2026-03-29 21:49 Tags:Technical Literacy

What is YAML?

YAML (short for “YAML Ain’t Markup Language”) is a simple, human-readable format for writing structured data. It uses indentation and key-value pairs instead of complex syntax like HTML or JSON.

A basic example:

name: John
age: 30
job: Designer

That’s it — key: value pairs, plain and simple.


What is “Frontmatter”?

Frontmatter is a block of YAML placed at the very top of a file, sandwiched between two sets of triple dashes (---).
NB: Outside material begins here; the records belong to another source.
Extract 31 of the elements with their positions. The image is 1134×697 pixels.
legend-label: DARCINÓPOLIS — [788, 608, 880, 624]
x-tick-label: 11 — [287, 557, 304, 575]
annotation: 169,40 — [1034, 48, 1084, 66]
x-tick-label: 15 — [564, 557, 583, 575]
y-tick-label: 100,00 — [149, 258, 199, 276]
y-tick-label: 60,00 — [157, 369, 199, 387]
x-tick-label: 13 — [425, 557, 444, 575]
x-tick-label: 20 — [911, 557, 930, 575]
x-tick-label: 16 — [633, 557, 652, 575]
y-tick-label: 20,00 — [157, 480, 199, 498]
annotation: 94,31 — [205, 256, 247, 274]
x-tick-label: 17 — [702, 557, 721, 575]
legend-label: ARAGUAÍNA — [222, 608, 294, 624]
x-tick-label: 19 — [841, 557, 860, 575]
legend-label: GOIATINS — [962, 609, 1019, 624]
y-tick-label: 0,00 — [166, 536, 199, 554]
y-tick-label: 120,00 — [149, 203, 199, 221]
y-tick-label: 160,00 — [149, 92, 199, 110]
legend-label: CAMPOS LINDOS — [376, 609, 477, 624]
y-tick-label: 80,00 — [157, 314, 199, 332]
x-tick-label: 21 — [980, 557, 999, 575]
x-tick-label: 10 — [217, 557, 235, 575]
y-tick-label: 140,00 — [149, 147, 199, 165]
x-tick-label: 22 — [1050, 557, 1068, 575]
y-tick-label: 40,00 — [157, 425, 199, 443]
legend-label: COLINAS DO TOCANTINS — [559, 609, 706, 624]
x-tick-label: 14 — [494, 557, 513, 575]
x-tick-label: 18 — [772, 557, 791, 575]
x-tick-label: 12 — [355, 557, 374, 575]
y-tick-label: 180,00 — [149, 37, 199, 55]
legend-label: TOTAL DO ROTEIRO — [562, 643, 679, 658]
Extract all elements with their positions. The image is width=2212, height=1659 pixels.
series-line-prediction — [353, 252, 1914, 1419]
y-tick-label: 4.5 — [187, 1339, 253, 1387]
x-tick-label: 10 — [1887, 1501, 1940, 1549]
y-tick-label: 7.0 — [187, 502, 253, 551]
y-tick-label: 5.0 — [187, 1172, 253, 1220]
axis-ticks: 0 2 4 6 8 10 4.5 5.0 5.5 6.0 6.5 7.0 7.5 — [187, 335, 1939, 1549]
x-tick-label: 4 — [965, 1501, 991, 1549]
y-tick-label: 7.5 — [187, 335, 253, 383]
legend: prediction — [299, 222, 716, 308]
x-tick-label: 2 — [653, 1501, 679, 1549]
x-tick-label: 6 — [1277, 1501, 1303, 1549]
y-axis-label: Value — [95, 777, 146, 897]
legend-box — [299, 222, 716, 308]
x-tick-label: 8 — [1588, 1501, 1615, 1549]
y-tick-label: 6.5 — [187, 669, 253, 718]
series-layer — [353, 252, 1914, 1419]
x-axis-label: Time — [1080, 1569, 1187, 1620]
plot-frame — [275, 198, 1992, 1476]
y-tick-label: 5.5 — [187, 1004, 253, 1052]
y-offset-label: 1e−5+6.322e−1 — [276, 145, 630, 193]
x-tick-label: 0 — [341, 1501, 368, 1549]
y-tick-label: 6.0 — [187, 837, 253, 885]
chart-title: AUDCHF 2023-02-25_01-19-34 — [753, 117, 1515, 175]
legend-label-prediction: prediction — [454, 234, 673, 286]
It’s essentially metadata about the file — information that describes the file itself rather than being the main content.

---
name: my-skill
description: This skill helps write emails
author: Jane
---

# The actual content of the file starts here...

Everything between the --- lines is the frontmatter. Everything after is the real content.


In the context of Claude Skills

When you create a SKILL.md file, the YAML frontmatter tells Claude the who/what of the skill at a glance — without reading the whole file:

---
name: email-writer
description: Helps draft professional emails in a concise tone
---

This matters because of how Claude loads Skills efficiently — it only scans the frontmatter first (name + description) to decide if a skill is relevant to your current task, then loads the full instructions only if needed. It’s like a book cover before reading the whole chapter.


Why triple dashes?

The --- is just a widely adopted convention (originated from Markdown and static site generators like Jekyll) to signal “this section is metadata, not content.” It’s a separator that tools and AI can reliably detect.


In short: YAML frontmatter = a small labeled header at the top of a file that describes what the file is, written in a clean key: value format. Nothing more complicated than that!